Apple Takes U.K. to Court Over Demand To Weaken Encryption
If enacted, the order would weaken digital security for Apple users throughout the U.K.
Last month, Reason reported on the United Kingdom's demand for access to any Apple user's digital information stored in its cloud storage service, iCloud. Since those data are end-to-end encrypted by default, this would require the tech giant to create an intentional vulnerability in its security protocols—the likes of which could be exploited by sophisticated criminals or hostile governments.
"If the U.K.'s order stands, Apple will either have to weaken every user's security worldwide or cease operating in Europe altogether," I wrote at the time. "Either move would be disastrous, either to the company's bottom line or to its users' data privacy."
As it turns out, Apple tried to split the difference, but the company is also reportedly taking the U.K. to court over the order.
"Apple can no longer offer Advanced Data Protection in the United Kingdom to new users," the company announced last week. "We are deeply disappointed that our customers in the UK will no longer have the option to enable Advanced Data Protection (ADP), especially given the continuing rise of data breaches and other threats to customer privacy."
As The Washington Post first reported, the U.K.'s Home Office issued an order that Apple must "create a back door allowing them to retrieve all the content any Apple user worldwide has uploaded to the cloud."
"As we have said many times before," Apple pledged, "we have never built a backdoor or master key to any of our products or services and we never will."
By default, Apple provides end-to-end encryption on 14 of its products, like saved passwords; first introduced in December 2022, ADP adds encryption protection to nine more, including Photos, Voice Memos, and iCloud data and backups.
In its announcement, Apple advised that the original 14 products would remain end-to-end encrypted, but users in the U.K. could no longer enable ADP if they had not done so already. It also advised that while "Apple cannot disable ADP automatically," these users "will be given a period of time to disable the feature themselves to keep using their iCloud account."
This week, Apple is apparently fighting back: The BBC reports that Apple "has appealed to the Investigatory Powers Tribunal." Under U.K. law, the tribunal is "an independent public body exercising judicial functions" regarding "complaints about the use of intrusive powers such as phone-tapping by intelligence services, law enforcement agencies and public authorities."

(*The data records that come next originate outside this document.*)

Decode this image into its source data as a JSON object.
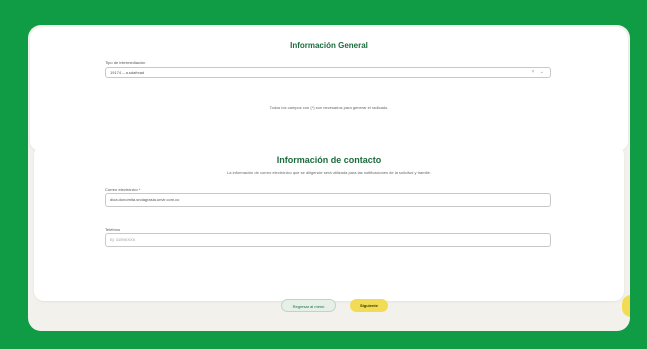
{
  "general": {
    "title": "Información General",
    "request_type_label": "Tipo de intermediación",
    "request_type_value": "19174 – a.sdafrxad",
    "clear_icon": "×",
    "dropdown_icon": "⌄",
    "required_note": "Todos los campos con (*) son necesarios para generar el radicado."
  },
  "contact": {
    "title": "Información de contacto",
    "subtitle": "La información de correo electrónico que se diligencie será utilizada para las notificaciones de la solicitud y tramite.",
    "email_label": "Correo electrónico *",
    "email_value": "dioa.donomita.sndagrasia.unvir.com.co",
    "phone_label": "Teléfono",
    "phone_placeholder": "Ej: 3159XXXX"
  },
  "actions": {
    "back_label": "Regresar al menú",
    "next_label": "Siguiente"
  },
  "colors": {
    "background": "#109b45",
    "accent": "#1c6b3c",
    "button_yellow": "#f2dc55"
  }
}
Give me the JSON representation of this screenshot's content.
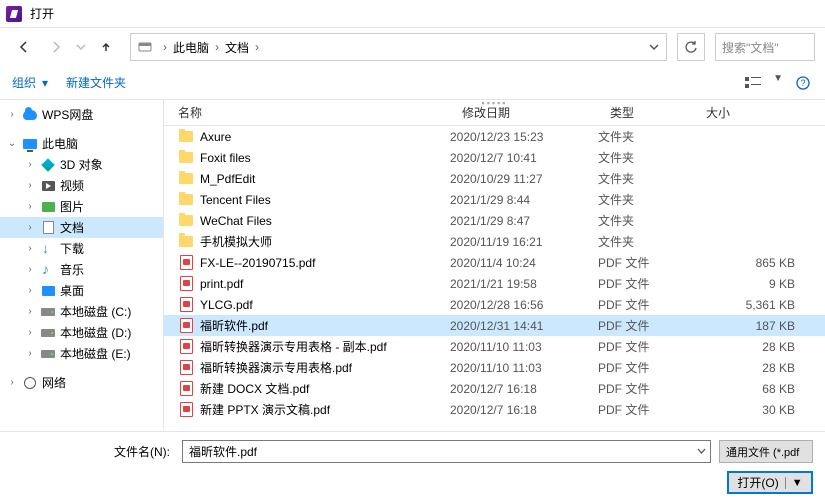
{
  "window": {
    "title": "打开"
  },
  "nav": {
    "breadcrumb": [
      "此电脑",
      "文档"
    ],
    "search_placeholder": "搜索\"文档\""
  },
  "toolbar": {
    "organize": "组织",
    "new_folder": "新建文件夹"
  },
  "sidebar": [
    {
      "chev": "",
      "icon": "cloud",
      "label": "WPS网盘",
      "indent": 0
    },
    {
      "chev": "",
      "icon": "monitor",
      "label": "此电脑",
      "indent": 0
    },
    {
      "chev": "",
      "icon": "3d",
      "label": "3D 对象",
      "indent": 1
    },
    {
      "chev": "",
      "icon": "video",
      "label": "视频",
      "indent": 1
    },
    {
      "chev": "",
      "icon": "pic",
      "label": "图片",
      "indent": 1
    },
    {
      "chev": "",
      "icon": "doc",
      "label": "文档",
      "indent": 1,
      "selected": true
    },
    {
      "chev": "",
      "icon": "down",
      "label": "下载",
      "indent": 1
    },
    {
      "chev": "",
      "icon": "music",
      "label": "音乐",
      "indent": 1
    },
    {
      "chev": "",
      "icon": "desk",
      "label": "桌面",
      "indent": 1
    },
    {
      "chev": "",
      "icon": "drive",
      "label": "本地磁盘 (C:)",
      "indent": 1
    },
    {
      "chev": "",
      "icon": "drive",
      "label": "本地磁盘 (D:)",
      "indent": 1
    },
    {
      "chev": "",
      "icon": "drive",
      "label": "本地磁盘 (E:)",
      "indent": 1
    },
    {
      "chev": "",
      "icon": "net",
      "label": "网络",
      "indent": 0
    }
  ],
  "columns": {
    "name": "名称",
    "date": "修改日期",
    "type": "类型",
    "size": "大小"
  },
  "files": [
    {
      "icon": "folder",
      "name": "Axure",
      "date": "2020/12/23 15:23",
      "type": "文件夹",
      "size": ""
    },
    {
      "icon": "folder",
      "name": "Foxit files",
      "date": "2020/12/7 10:41",
      "type": "文件夹",
      "size": ""
    },
    {
      "icon": "folder",
      "name": "M_PdfEdit",
      "date": "2020/10/29 11:27",
      "type": "文件夹",
      "size": ""
    },
    {
      "icon": "folder",
      "name": "Tencent Files",
      "date": "2021/1/29 8:44",
      "type": "文件夹",
      "size": ""
    },
    {
      "icon": "folder",
      "name": "WeChat Files",
      "date": "2021/1/29 8:47",
      "type": "文件夹",
      "size": ""
    },
    {
      "icon": "folder",
      "name": "手机模拟大师",
      "date": "2020/11/19 16:21",
      "type": "文件夹",
      "size": ""
    },
    {
      "icon": "pdf",
      "name": "FX-LE--20190715.pdf",
      "date": "2020/11/4 10:24",
      "type": "PDF 文件",
      "size": "865 KB"
    },
    {
      "icon": "pdf",
      "name": "print.pdf",
      "date": "2021/1/21 19:58",
      "type": "PDF 文件",
      "size": "9 KB"
    },
    {
      "icon": "pdf",
      "name": "YLCG.pdf",
      "date": "2020/12/28 16:56",
      "type": "PDF 文件",
      "size": "5,361 KB"
    },
    {
      "icon": "pdf",
      "name": "福昕软件.pdf",
      "date": "2020/12/31 14:41",
      "type": "PDF 文件",
      "size": "187 KB",
      "selected": true
    },
    {
      "icon": "pdf",
      "name": "福昕转换器演示专用表格 - 副本.pdf",
      "date": "2020/11/10 11:03",
      "type": "PDF 文件",
      "size": "28 KB"
    },
    {
      "icon": "pdf",
      "name": "福昕转换器演示专用表格.pdf",
      "date": "2020/11/10 11:03",
      "type": "PDF 文件",
      "size": "28 KB"
    },
    {
      "icon": "pdf",
      "name": "新建 DOCX 文档.pdf",
      "date": "2020/12/7 16:18",
      "type": "PDF 文件",
      "size": "68 KB"
    },
    {
      "icon": "pdf",
      "name": "新建 PPTX 演示文稿.pdf",
      "date": "2020/12/7 16:18",
      "type": "PDF 文件",
      "size": "30 KB"
    }
  ],
  "bottom": {
    "filename_label": "文件名(N):",
    "filename_value": "福昕软件.pdf",
    "filter": "通用文件 (*.pdf",
    "open": "打开(O)"
  }
}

Indeed, Apple is right to resist: As I noted last month, it would be impossible to design a vulnerability to encryption that can only be exploited by police, or with a court order, or any other exception you can imagine. By definition, any encryption "back door" open to law enforcement could also be exploited by hackers.
European authorities have long pushed for an exception to end-to-end encryption, and tech firms have resisted. A provision in the U.K.'s Online Safety Act 2023 could require tech companies to scan all users' messages for forbidden content before they were encrypted; Meredith Whittaker, president of the secure messaging app Signal, told the BBC in 2023 her company "would absolutely, 100% walk" if forced to comply.
The U.K. government later said it would not enforce this provision of the law, admitting the technology to securely do what it was asking did not exist.
When news first broke of the U.K.'s order to Apple, many free speech advocates spoke out in opposition. "The United Kingdom government's order to Apple to allow security authorities access to encrypted cloud data severely harms the privacy rights of users in the UK and worldwide," Amnesty International and Human Rights Watch said in a joint statement.
Academics, scientists, and civil society organizations including TechFreedom, the Competitive Enterprise Institute, the Freedom of the Press Foundation, and the R Street Institute jointly signed letters asking U.K. officials to "withdraw" the order and U.S. officials to "act swiftly to protect Americans, and Internet users everywhere, from having their stored communications exposed to access by malicious governments and non-state actors."
In a letter of their own, Sen. Ron Wyden (D–Ore.) and Rep. Andy Biggs (R–Ariz.) asked Director of National Intelligence Tulsi Gabbard to "giv[e] the U.K. an ultimatum: back down from this dangerous attack on U.S. cybersecurity, or face serious consequences."
"I share your grave concern about the serious implications of the United Kingdom, or any foreign country, requiring Apple or any company to create a 'backdoor' that would allow access to Americans personal encrypted data," Gabbard wrote in reply. "Any information sharing between a government—any government—and private companies must be done in a manner that respects and protects the U.S. law and the Constitutional rights of U.S. citizens."
President Donald Trump told The Spectator that during a meeting with U.K. Prime Minister Keir Starmer, "We told them you can't do this….That's something, you know, that you hear about with China."